He was reacting to President Cyril Ramaphosa’s State of the Nation Address in which he said cabinet accepts full responsibility for the July unrest that claimed more than 350 lives and cost the economy about R50 billion.

Mtimka says the president needs to use different departments more efficiently and he himself should provide greater leadership.

He says, “Just changing leaders would suggest to me that the president has got a mistaken rockstar approach to fixing our problems. I think the president’s creating of task teams takes the easy way out instead of actually applying himself to the works of departments and supporting departments in fulfilling their roles in ways that got legacy impact on those departments’ processes. I doubt that these task teams have a legacy impact on the system and you cannot live by creating parallel institutions to government.”

Expert panel

In his address, Ramaphosa vowed to develop a national response to address all the weaknesses, that the expert panel appointed to review the country’s response to the July Unrest have identified.

He announced the appointment of an Expert Panel to look into the country’s response to the unrest.

The panel found among others that Cabinet must take full responsibility for the violence.  Ramaphosa says they take the blame and will make necessary changes.
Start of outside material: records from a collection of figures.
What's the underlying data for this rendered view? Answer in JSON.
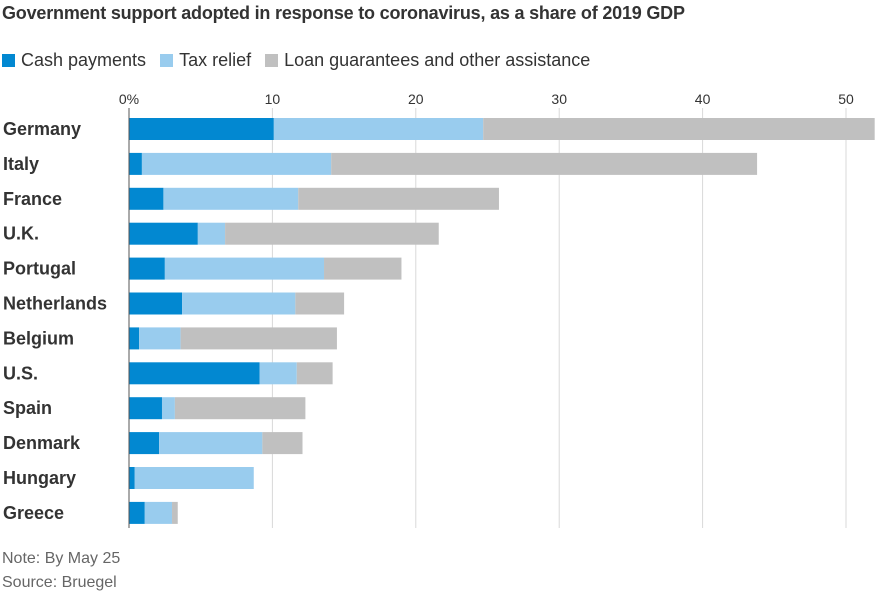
{
  "title": "Government support adopted in response to coronavirus, as a share of 2019 GDP",
  "legend": [
    {
      "label": "Cash payments",
      "color": "#0288d1"
    },
    {
      "label": "Tax relief",
      "color": "#99ccee"
    },
    {
      "label": "Loan guarantees and other assistance",
      "color": "#c0c0c0"
    }
  ],
  "note": "Note: By May 25",
  "source": "Source: Bruegel",
  "chart_data": {
    "type": "bar",
    "orientation": "horizontal",
    "stacked": true,
    "title": "Government support adopted in response to coronavirus, as a share of 2019 GDP",
    "xlim": [
      0,
      52
    ],
    "xticks": [
      0,
      10,
      20,
      30,
      40,
      50
    ],
    "xtick_labels": [
      "0%",
      "10",
      "20",
      "30",
      "40",
      "50"
    ],
    "grid": "vertical",
    "legend_position": "top-left",
    "categories": [
      "Germany",
      "Italy",
      "France",
      "U.K.",
      "Portugal",
      "Netherlands",
      "Belgium",
      "U.S.",
      "Spain",
      "Denmark",
      "Hungary",
      "Greece"
    ],
    "series": [
      {
        "name": "Cash payments",
        "color": "#0288d1",
        "values": [
          10.1,
          0.9,
          2.4,
          4.8,
          2.5,
          3.7,
          0.7,
          9.1,
          2.3,
          2.1,
          0.4,
          1.1
        ]
      },
      {
        "name": "Tax relief",
        "color": "#99ccee",
        "values": [
          14.6,
          13.2,
          9.4,
          1.9,
          11.1,
          7.9,
          2.9,
          2.6,
          0.9,
          7.2,
          8.3,
          1.9
        ]
      },
      {
        "name": "Loan guarantees and other assistance",
        "color": "#c0c0c0",
        "values": [
          27.3,
          29.7,
          14.0,
          14.9,
          5.4,
          3.4,
          10.9,
          2.5,
          9.1,
          2.8,
          0.0,
          0.4
        ]
      }
    ]
  }
}
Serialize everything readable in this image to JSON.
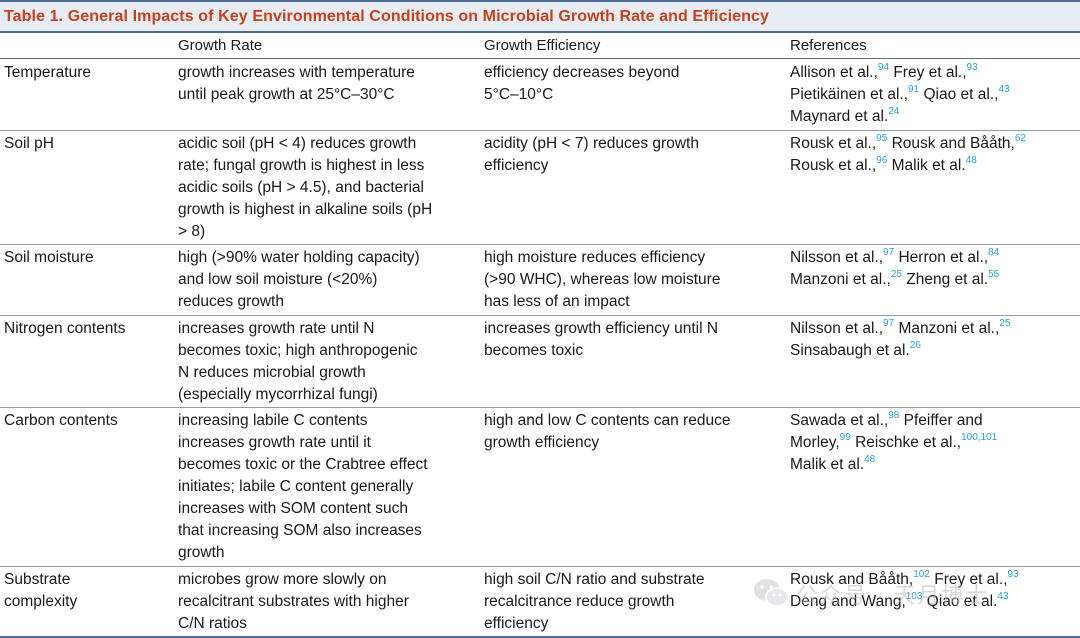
{
  "caption": "Table 1.  General Impacts of Key Environmental Conditions on Microbial Growth Rate and Efficiency",
  "headers": [
    "",
    "Growth Rate",
    "Growth Efficiency",
    "References"
  ],
  "rows": [
    {
      "condition": [
        "Temperature"
      ],
      "rate": [
        "growth increases with temperature",
        "until peak growth at 25°C–30°C"
      ],
      "efficiency": [
        "efficiency decreases beyond",
        "5°C–10°C"
      ],
      "references": [
        [
          {
            "t": "Allison et al.,",
            "s": "94"
          },
          {
            "t": " Frey et al.,",
            "s": "93"
          }
        ],
        [
          {
            "t": "Pietikäinen et al.,",
            "s": "91"
          },
          {
            "t": " Qiao et al.,",
            "s": "43"
          }
        ],
        [
          {
            "t": "Maynard et al.",
            "s": "24"
          }
        ]
      ]
    },
    {
      "condition": [
        "Soil pH"
      ],
      "rate": [
        "acidic soil (pH < 4) reduces growth",
        "rate; fungal growth is highest in less",
        "acidic soils (pH > 4.5), and bacterial",
        "growth is highest in alkaline soils (pH",
        "> 8)"
      ],
      "efficiency": [
        "acidity (pH < 7) reduces growth",
        "efficiency"
      ],
      "references": [
        [
          {
            "t": "Rousk et al.,",
            "s": "95"
          },
          {
            "t": " Rousk and Bååth,",
            "s": "62"
          }
        ],
        [
          {
            "t": "Rousk et al.,",
            "s": "96"
          },
          {
            "t": " Malik et al.",
            "s": "48"
          }
        ]
      ]
    },
    {
      "condition": [
        "Soil moisture"
      ],
      "rate": [
        "high (>90% water holding capacity)",
        "and low soil moisture (<20%)",
        "reduces growth"
      ],
      "efficiency": [
        "high moisture reduces efficiency",
        "(>90 WHC), whereas low moisture",
        "has less of an impact"
      ],
      "references": [
        [
          {
            "t": "Nilsson et al.,",
            "s": "97"
          },
          {
            "t": " Herron et al.,",
            "s": "84"
          }
        ],
        [
          {
            "t": "Manzoni et al.,",
            "s": "25"
          },
          {
            "t": " Zheng et al.",
            "s": "55"
          }
        ]
      ]
    },
    {
      "condition": [
        "Nitrogen contents"
      ],
      "rate": [
        "increases growth rate until N",
        "becomes toxic; high anthropogenic",
        "N reduces microbial growth",
        "(especially mycorrhizal fungi)"
      ],
      "efficiency": [
        "increases growth efficiency until N",
        "becomes toxic"
      ],
      "references": [
        [
          {
            "t": "Nilsson et al.,",
            "s": "97"
          },
          {
            "t": " Manzoni et al.,",
            "s": "25"
          }
        ],
        [
          {
            "t": "Sinsabaugh et al.",
            "s": "26"
          }
        ]
      ]
    },
    {
      "condition": [
        "Carbon contents"
      ],
      "rate": [
        "increasing labile C contents",
        "increases growth rate until it",
        "becomes toxic or the Crabtree effect",
        "initiates; labile C content generally",
        "increases with SOM content such",
        "that increasing SOM also increases",
        "growth"
      ],
      "efficiency": [
        "high and low C contents can reduce",
        "growth efficiency"
      ],
      "references": [
        [
          {
            "t": "Sawada et al.,",
            "s": "98"
          },
          {
            "t": " Pfeiffer and",
            "s": ""
          }
        ],
        [
          {
            "t": "Morley,",
            "s": "99"
          },
          {
            "t": " Reischke et al.,",
            "s": "100,101"
          }
        ],
        [
          {
            "t": "Malik et al.",
            "s": "48"
          }
        ]
      ]
    },
    {
      "condition": [
        "Substrate",
        "complexity"
      ],
      "rate": [
        "microbes grow more slowly on",
        "recalcitrant substrates with higher",
        "C/N ratios"
      ],
      "efficiency": [
        "high soil C/N ratio and substrate",
        "recalcitrance reduce growth",
        "efficiency"
      ],
      "references": [
        [
          {
            "t": "Rousk and Bååth,",
            "s": "102"
          },
          {
            "t": " Frey et al.,",
            "s": "93"
          }
        ],
        [
          {
            "t": "Deng and Wang,",
            "s": "103"
          },
          {
            "t": " Qiao et al.",
            "s": "43"
          }
        ]
      ]
    }
  ],
  "watermark": "公众号 · 天月博士",
  "colors": {
    "caption_text": "#c8401d",
    "caption_bg": "#e8edf4",
    "rule": "#4a6a9a",
    "superscript": "#2a9fd8"
  }
}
He says, “Earlier this week, we released the report of the expert panel into the civil unrest in July last year. The report paints a deeply disturbing picture of the capabilities of our security services and the structures that exist to coordinate their work. The report concludes that government’s initial handling of the July 2021 events was inept, police operational planning was poor, there was poor coordination between the state security and intelligence services, and police are not always embedded in the communities they serve.”